French Assembly Opposes Reproductive Cloning

But Favors Research with "Spare" Embryos

PARIS, JAN. 18, 2002 (Zenit.org).- Deputies in the French National Assembly have tentatively backed legislation to criminalize reproductive cloning, but to allow research on "spare" human embryos.

Principal points of the legislation approved late Thursday are as follows:

--It would prohibit cloning that seeks to reproduce genetically identical human beings, animals or vegetables. Reproductive cloning would be a crime punishable by 20 years in prison.

--Research with "spare" embryos: The draft law allows research with "spare" embryos (not used by couples who choose in vitro fertilization) to create stem cells, with the provision that parents sign a written agreement.

--The draft law provides for the possibility of implantation of an embryo conceived (by in vitro fertilization) after the death of the father. These embryos may be implanted in the uterus of the widow with the provision that her husband gave a written agreement.

They would have to be used in a space of time that varies from six to 18 months after the father's death.
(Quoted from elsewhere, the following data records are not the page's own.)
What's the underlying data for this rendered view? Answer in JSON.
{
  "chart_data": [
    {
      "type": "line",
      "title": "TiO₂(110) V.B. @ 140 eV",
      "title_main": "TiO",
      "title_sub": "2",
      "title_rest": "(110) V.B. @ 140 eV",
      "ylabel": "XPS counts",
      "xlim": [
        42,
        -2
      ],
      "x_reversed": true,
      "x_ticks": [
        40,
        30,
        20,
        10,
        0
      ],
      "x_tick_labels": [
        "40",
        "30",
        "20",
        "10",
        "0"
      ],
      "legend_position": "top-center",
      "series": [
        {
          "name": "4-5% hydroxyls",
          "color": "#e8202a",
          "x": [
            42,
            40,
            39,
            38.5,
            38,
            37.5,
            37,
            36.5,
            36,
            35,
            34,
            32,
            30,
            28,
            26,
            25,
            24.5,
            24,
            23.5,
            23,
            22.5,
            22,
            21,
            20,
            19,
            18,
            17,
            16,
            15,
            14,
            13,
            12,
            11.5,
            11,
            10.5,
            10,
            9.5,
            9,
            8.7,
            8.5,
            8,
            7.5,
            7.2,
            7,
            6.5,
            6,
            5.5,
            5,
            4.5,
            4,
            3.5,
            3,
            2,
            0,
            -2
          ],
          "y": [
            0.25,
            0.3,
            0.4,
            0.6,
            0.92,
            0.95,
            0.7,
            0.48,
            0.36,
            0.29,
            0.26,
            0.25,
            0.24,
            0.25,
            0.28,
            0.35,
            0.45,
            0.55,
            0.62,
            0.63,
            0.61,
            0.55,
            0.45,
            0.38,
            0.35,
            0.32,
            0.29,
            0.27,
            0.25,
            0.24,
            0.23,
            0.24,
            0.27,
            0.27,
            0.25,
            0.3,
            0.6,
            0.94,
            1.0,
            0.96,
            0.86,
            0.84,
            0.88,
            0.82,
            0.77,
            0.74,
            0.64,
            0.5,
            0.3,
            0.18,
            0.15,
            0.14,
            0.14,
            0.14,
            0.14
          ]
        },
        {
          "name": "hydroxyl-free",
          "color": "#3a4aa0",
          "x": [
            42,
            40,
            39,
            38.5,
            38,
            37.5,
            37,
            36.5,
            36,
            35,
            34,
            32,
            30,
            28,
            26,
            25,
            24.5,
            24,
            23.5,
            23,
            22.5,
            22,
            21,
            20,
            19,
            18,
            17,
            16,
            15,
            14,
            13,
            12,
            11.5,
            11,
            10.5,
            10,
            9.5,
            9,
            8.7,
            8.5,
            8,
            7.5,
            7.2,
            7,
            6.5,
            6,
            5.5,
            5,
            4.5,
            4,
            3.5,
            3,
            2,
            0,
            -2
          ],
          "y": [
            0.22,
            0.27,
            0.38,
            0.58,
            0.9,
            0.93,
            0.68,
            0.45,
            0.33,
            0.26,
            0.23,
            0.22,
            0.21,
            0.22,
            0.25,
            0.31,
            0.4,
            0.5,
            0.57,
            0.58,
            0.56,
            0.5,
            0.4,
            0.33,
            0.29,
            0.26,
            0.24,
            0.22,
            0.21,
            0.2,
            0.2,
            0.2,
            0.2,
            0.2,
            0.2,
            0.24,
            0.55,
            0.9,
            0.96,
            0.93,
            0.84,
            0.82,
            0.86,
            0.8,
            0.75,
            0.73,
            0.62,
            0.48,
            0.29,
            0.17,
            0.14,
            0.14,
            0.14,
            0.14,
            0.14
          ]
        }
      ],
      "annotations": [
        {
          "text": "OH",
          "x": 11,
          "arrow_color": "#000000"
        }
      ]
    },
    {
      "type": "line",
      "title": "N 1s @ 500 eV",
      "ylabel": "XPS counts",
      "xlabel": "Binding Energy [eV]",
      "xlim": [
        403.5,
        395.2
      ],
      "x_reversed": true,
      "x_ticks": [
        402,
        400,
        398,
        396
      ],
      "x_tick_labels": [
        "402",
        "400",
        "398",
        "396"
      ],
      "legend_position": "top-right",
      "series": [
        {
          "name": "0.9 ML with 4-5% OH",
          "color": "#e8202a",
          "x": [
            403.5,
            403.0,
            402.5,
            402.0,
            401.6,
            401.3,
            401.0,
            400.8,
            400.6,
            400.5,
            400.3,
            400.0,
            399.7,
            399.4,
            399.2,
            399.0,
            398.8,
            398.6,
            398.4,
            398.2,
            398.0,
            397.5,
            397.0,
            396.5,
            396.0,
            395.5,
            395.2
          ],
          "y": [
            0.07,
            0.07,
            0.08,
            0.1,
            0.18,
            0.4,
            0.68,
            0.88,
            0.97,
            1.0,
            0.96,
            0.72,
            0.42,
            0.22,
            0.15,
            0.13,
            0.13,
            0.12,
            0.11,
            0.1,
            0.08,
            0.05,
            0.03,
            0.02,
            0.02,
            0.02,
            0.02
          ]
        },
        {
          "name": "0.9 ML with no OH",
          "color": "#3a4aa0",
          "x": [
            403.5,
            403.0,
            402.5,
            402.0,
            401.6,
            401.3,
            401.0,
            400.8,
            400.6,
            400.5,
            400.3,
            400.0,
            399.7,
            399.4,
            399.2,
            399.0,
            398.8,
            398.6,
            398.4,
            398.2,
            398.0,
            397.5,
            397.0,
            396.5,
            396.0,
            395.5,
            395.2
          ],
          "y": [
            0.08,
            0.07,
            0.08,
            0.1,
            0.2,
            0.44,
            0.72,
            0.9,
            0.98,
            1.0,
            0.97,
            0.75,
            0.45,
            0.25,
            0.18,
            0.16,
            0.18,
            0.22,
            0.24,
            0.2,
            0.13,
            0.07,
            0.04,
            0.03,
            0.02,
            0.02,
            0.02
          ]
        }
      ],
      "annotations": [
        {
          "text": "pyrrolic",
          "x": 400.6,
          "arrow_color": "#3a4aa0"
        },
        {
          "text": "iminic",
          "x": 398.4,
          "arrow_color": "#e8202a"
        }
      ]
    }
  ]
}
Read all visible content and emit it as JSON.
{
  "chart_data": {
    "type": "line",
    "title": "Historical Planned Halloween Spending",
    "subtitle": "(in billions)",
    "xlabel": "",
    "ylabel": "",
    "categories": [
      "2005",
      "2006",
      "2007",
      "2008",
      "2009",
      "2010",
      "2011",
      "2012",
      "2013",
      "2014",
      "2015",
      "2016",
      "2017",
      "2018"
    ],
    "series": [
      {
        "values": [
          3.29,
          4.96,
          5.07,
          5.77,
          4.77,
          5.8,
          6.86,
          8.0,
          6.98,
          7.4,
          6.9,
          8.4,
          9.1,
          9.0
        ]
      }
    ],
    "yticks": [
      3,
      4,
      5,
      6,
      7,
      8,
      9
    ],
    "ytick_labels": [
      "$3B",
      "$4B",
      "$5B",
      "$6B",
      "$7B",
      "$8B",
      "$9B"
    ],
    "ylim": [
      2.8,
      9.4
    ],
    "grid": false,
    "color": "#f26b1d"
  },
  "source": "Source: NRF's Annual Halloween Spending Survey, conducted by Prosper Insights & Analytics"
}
Filiation and the child's inheritance rights are, in this case, similar to those of a posthumous child.

--The deputies reintroduced by unanimity the prohibition to patent the living - namely, to make a part of the human body, including a gene, "an invention that can be patented."

This disposition had been deleted from the bioethics legislation because of the existence of a European directive on the matter. With this vote, the deputies wished to express that "this directive cannot be transferred in its present form to French law," according to the text of the amendment.

The draft, which revises the 1994 law on this same topic, will be solemnly voted on next Tuesday. The Senate will unlikely be able to finish action on the legislation before the present legislature ends Feb. 22.